Drifting changed my life! Not in this lame cliché type of way, but it really did help me refine many “life” skills. I learned the value of hard work. I learned that discipline is one of the major components in the recipe to a successful life. I learned to stop making excuses as to why I couldn’t succeed and to begin strategizing on ways to accomplish my goals. This ultimately led me to have a more creative mindset. Although moving away from the “mommy and daddy” sponsored lifestyle was difficult at first, I wouldn’t have had it any other way. Although I can look at my drift program and my cars with gleaming pride knowing that I earned all of these things myself, I still pay tribute to my parents. If it weren’t for them instilling their worth ethic in me, I would never have had any of this.
And perhaps I was a lot richer in high school. But I sure as hell feel a lot wealthier now.
· I grew up in a wealthy home. I was given everything I wanted.
· Then I found drifting.
· My parents hated the idea, threatened to cut me off I didn’t stop.
· I didn’t stop. They cut me off.
· I didn’t cry or quit. I figured out a way to do it myself.
· Now I work hard for what I want and it made no real difference in the outcome.

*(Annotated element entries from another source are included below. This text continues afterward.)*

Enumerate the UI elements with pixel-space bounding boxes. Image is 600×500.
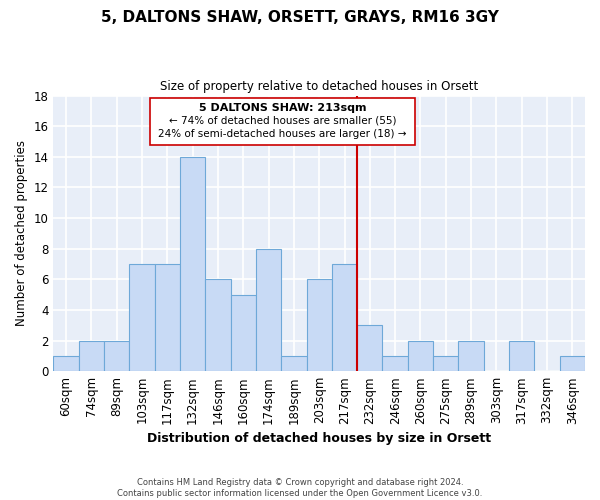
Bar [180,157,205,371]
Bar [256,248,281,371]
Bar [281,356,307,371]
Bar [130,264,155,371]
Text: Contains HM Land Registry data © Crown copyright and database right 2024.
Contai: Contains HM Land Registry data © Crown c… [118,478,482,498]
Bar [433,356,458,371]
Bar [382,356,408,371]
Bar [458,340,484,371]
Bar [307,280,332,371]
Bar [79,340,104,371]
Title: Size of property relative to detached houses in Orsett: Size of property relative to detached ho… [160,80,478,93]
Bar [104,340,130,371]
Bar [408,340,433,371]
Y-axis label: Number of detached properties: Number of detached properties [15,140,28,326]
Bar [332,264,357,371]
Text: ← 74% of detached houses are smaller (55): ← 74% of detached houses are smaller (55… [169,116,396,126]
FancyBboxPatch shape [149,98,415,144]
Text: 5 DALTONS SHAW: 213sqm: 5 DALTONS SHAW: 213sqm [199,103,366,113]
X-axis label: Distribution of detached houses by size in Orsett: Distribution of detached houses by size … [147,432,491,445]
Bar [155,264,180,371]
Text: 5, DALTONS SHAW, ORSETT, GRAYS, RM16 3GY: 5, DALTONS SHAW, ORSETT, GRAYS, RM16 3GY [101,10,499,25]
Bar [53,356,79,371]
Bar [230,294,256,371]
Bar [357,325,382,371]
Bar [560,356,585,371]
Text: 24% of semi-detached houses are larger (18) →: 24% of semi-detached houses are larger (… [158,129,407,139]
Bar [205,280,230,371]
Bar [509,340,535,371]
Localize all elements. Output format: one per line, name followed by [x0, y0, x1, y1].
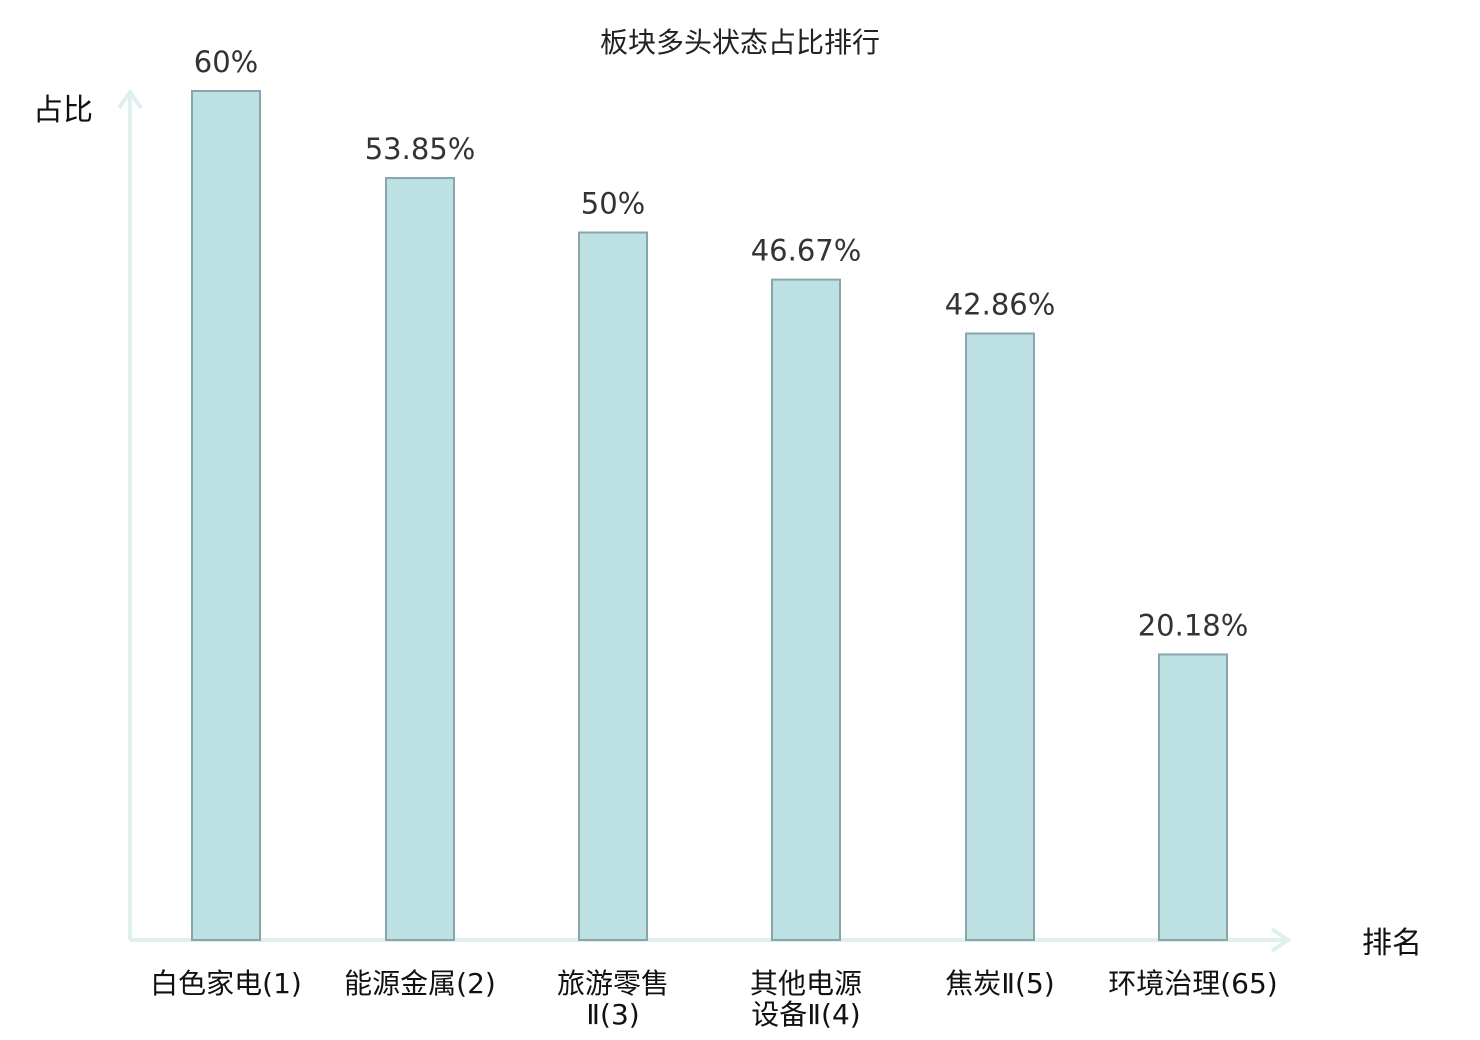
value-label-2: 53.85%	[365, 132, 476, 166]
bar-2	[385, 177, 455, 941]
bar-4	[771, 278, 841, 941]
category-label-5: 焦炭Ⅱ(5)	[945, 967, 1054, 1000]
x-axis	[130, 927, 1292, 953]
y-axis	[117, 88, 143, 940]
category-label-6: 环境治理(65)	[1108, 967, 1277, 1000]
x-axis-label: 排名	[1362, 926, 1422, 961]
category-label-2: 能源金属(2)	[344, 967, 496, 1000]
bar-1	[191, 90, 261, 941]
value-label-group: 60% 53.85% 50% 46.67% 42.86% 20.18%	[194, 45, 1249, 642]
value-label-6: 20.18%	[1138, 608, 1249, 642]
value-label-1: 60%	[194, 45, 258, 79]
category-label-group: 白色家电(1) 能源金属(2) 旅游零售 Ⅱ(3) 其他电源设备Ⅱ(4) 焦炭Ⅱ(5) 环境…	[150, 967, 1278, 1031]
value-label-5: 42.86%	[945, 288, 1056, 322]
bar-6	[1158, 653, 1228, 941]
chart-title: 板块多头状态占比排行	[600, 26, 880, 59]
value-label-3: 50%	[581, 187, 645, 221]
bar-3	[578, 231, 648, 941]
category-label-3: 旅游零售 Ⅱ(3)	[557, 967, 669, 1031]
bar-group	[191, 90, 1228, 941]
category-label-1: 白色家电(1)	[150, 967, 302, 1000]
y-axis-label: 占比	[33, 93, 93, 128]
category-label-4: 其他电源设备Ⅱ(4)	[750, 967, 862, 1031]
bar-5	[965, 332, 1035, 941]
value-label-4: 46.67%	[751, 234, 862, 268]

· Why? Because wealth has nothing to do with a person’s work ethic. It’s how they’re raised.
· So if my parents wanted me to quit drifting they probably should’ve just been lazy quitters themselves so I could’ve just learned from example.
· Work hard. Success is yours if you want it. If something you want to do requires money and you don’t have money, figure out a way to make money so you can do the thing you want to do.